2. Leave Yourself a Place to Start (or: Leave work with something small broken)
Programming effectively (at least, for me) requires me to have a lot in my brain at one time - which I 'load' when I start, and which rapidly dissipates when I get distracted or stop. That means that getting started and 'into the zone' is the hardest part. What makes it easier to get started is if I have a simple task to complete that gets me in the zone.
So, any time I stop (lunch, or in the evening), I intentionally break something so I can get right back and fix it - when I get back to work, I'm not only anxious to fix it, but I'm in the zone after I'm done fixing it.
There was a famous sculptor (or ten) who, before he'd leave for the night, would smash a sizable dent into his sculpture - so in the morning, he'd know where to start. Many programmers I know have a problem with this - but seriously. Try it a few times, and see if it gets you up and running faster, more consistently.
I use a similar approach to warming up, but since I/we use continuous integration there are times when I can't break anything when I leave.

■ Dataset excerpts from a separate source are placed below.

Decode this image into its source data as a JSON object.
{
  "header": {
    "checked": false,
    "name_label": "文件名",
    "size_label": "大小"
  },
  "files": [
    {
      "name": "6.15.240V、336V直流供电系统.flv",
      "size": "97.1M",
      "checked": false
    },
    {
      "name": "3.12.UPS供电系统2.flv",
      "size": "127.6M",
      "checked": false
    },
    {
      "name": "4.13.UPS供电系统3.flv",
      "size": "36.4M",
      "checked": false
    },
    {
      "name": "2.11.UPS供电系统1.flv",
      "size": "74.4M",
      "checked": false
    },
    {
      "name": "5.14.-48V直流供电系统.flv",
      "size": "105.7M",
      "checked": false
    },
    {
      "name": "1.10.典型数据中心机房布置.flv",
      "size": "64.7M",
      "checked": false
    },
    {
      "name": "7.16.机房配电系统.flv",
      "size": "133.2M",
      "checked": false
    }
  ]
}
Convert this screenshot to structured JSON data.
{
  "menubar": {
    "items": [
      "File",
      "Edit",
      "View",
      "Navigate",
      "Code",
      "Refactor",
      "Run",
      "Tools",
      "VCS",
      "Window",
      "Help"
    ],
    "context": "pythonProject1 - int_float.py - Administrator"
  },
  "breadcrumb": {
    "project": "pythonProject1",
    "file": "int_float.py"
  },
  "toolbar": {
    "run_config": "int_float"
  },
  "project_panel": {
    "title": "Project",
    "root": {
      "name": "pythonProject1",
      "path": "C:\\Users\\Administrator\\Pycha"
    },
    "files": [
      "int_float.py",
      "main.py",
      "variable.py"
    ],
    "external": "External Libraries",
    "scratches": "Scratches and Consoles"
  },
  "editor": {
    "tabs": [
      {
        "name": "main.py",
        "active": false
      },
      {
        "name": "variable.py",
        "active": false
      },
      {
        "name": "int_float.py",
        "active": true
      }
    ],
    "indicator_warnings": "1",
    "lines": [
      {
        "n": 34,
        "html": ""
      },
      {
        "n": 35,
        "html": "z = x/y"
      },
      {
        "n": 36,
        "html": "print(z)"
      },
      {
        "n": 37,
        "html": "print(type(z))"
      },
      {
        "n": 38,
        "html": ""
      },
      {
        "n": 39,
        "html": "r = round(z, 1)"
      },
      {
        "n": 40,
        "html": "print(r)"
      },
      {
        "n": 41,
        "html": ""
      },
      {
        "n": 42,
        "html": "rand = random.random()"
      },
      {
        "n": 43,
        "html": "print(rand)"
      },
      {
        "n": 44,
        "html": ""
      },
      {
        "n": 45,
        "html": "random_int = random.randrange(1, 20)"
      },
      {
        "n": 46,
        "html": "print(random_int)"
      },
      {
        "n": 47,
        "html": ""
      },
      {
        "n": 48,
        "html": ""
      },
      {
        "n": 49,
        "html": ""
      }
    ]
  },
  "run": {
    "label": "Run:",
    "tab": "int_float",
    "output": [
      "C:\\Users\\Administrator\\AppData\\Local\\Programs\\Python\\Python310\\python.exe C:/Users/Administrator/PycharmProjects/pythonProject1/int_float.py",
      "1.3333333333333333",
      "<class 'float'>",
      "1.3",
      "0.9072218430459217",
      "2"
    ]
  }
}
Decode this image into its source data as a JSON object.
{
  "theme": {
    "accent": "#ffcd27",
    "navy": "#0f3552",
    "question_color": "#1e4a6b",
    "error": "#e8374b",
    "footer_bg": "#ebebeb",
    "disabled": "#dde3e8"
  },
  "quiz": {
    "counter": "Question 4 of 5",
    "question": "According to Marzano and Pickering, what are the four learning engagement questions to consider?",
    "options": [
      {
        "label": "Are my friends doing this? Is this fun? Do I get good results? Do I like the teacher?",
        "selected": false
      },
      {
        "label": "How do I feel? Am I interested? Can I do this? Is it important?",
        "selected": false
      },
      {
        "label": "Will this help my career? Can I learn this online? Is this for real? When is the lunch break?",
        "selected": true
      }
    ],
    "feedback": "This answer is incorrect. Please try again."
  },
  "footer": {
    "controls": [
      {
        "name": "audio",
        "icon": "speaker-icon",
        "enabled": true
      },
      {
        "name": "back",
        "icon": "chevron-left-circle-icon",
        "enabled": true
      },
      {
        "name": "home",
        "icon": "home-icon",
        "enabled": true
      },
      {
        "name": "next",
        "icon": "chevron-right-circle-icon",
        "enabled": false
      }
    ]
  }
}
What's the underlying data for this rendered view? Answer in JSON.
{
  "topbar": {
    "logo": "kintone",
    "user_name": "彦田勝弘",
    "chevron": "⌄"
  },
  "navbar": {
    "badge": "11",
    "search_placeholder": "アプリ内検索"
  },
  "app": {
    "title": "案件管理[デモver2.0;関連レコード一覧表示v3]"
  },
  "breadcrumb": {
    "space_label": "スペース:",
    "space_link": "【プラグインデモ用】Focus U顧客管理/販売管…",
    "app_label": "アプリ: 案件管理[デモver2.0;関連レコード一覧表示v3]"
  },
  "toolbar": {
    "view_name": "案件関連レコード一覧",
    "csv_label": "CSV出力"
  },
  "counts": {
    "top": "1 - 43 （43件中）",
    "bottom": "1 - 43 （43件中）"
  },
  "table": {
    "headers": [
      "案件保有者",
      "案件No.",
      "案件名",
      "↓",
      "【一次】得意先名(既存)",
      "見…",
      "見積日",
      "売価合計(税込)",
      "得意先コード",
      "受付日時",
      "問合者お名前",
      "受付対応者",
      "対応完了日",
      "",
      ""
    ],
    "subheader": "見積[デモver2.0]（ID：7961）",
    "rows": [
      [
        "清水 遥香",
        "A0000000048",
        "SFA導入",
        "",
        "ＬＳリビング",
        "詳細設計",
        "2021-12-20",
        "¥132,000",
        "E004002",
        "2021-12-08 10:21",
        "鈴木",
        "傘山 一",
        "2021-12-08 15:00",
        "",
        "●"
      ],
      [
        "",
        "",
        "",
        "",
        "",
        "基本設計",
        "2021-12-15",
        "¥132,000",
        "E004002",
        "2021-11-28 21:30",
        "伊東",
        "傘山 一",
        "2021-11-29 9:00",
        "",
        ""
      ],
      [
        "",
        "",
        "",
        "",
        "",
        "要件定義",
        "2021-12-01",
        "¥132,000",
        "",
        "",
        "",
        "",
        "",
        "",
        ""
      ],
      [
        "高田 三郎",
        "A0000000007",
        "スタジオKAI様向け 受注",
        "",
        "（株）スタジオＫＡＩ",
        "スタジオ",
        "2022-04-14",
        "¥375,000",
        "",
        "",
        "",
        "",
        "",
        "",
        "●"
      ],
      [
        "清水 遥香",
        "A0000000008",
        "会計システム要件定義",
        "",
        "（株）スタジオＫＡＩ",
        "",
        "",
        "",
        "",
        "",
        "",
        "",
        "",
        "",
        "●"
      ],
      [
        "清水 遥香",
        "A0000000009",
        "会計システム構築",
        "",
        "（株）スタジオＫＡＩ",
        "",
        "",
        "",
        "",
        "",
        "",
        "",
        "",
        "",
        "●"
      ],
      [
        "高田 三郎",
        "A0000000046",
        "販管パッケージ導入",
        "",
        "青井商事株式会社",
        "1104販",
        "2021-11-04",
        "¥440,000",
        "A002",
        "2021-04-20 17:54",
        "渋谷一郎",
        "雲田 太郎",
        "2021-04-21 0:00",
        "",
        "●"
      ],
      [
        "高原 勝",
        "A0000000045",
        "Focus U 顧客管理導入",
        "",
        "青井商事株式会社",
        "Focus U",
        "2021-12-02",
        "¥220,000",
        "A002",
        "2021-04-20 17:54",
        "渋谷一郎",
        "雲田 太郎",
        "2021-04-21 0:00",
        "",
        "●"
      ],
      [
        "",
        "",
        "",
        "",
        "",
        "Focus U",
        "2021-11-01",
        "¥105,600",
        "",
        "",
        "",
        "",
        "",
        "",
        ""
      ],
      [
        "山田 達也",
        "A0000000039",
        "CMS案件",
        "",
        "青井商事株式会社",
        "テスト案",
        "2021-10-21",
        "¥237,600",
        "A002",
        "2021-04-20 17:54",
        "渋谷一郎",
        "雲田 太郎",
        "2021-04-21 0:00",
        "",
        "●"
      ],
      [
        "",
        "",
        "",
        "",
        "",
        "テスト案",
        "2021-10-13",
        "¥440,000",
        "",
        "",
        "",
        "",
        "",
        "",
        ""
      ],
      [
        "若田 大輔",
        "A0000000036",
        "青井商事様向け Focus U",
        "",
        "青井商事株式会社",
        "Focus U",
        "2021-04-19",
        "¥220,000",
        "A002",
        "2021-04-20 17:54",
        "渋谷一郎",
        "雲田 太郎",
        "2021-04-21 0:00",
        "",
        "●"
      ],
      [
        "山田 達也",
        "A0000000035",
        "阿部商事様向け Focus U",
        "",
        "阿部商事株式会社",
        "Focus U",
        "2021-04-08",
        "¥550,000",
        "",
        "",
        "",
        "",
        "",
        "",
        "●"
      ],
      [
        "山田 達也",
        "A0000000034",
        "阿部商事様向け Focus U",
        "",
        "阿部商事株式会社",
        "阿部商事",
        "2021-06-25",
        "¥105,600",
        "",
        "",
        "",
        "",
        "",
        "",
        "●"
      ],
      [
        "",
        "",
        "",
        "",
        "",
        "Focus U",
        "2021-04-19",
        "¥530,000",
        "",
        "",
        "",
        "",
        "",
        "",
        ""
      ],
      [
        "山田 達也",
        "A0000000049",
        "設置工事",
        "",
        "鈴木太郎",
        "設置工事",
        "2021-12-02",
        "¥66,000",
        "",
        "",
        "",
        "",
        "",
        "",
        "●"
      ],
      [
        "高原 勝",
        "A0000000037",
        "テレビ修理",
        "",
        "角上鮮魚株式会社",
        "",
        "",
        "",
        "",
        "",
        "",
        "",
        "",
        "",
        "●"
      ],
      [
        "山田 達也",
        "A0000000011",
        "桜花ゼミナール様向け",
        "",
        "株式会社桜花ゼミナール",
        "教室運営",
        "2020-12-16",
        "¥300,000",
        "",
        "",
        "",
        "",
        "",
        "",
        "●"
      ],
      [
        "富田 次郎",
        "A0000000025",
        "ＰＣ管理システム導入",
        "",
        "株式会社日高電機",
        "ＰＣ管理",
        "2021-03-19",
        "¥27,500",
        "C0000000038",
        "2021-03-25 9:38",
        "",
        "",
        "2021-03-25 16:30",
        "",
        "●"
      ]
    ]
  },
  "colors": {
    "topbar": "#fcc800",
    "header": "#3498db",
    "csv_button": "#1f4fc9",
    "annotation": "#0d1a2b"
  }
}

Like when I've finished for the day and happen to be finished with a particular task; I want to do my check-in ASAP so that I can do a quick brain-dump about my changes in the check-in comments, but I don't want to break the build by adding/removing something that will either keep the project from compiling or keep the tests from passing. I've found it useful to write some notes about what I would be moving on to if I were to keep working, either on a piece of paper or in OneNote. Those notes are the first thing I look at when I sit down to start again, and usually give me enough of a kick-start to get going again.
On days that my notes aren't enough, I simply look for a few 5 minute-type tasks that I can pick off and go to town. After a couple of those I'm usually primed and ready to go.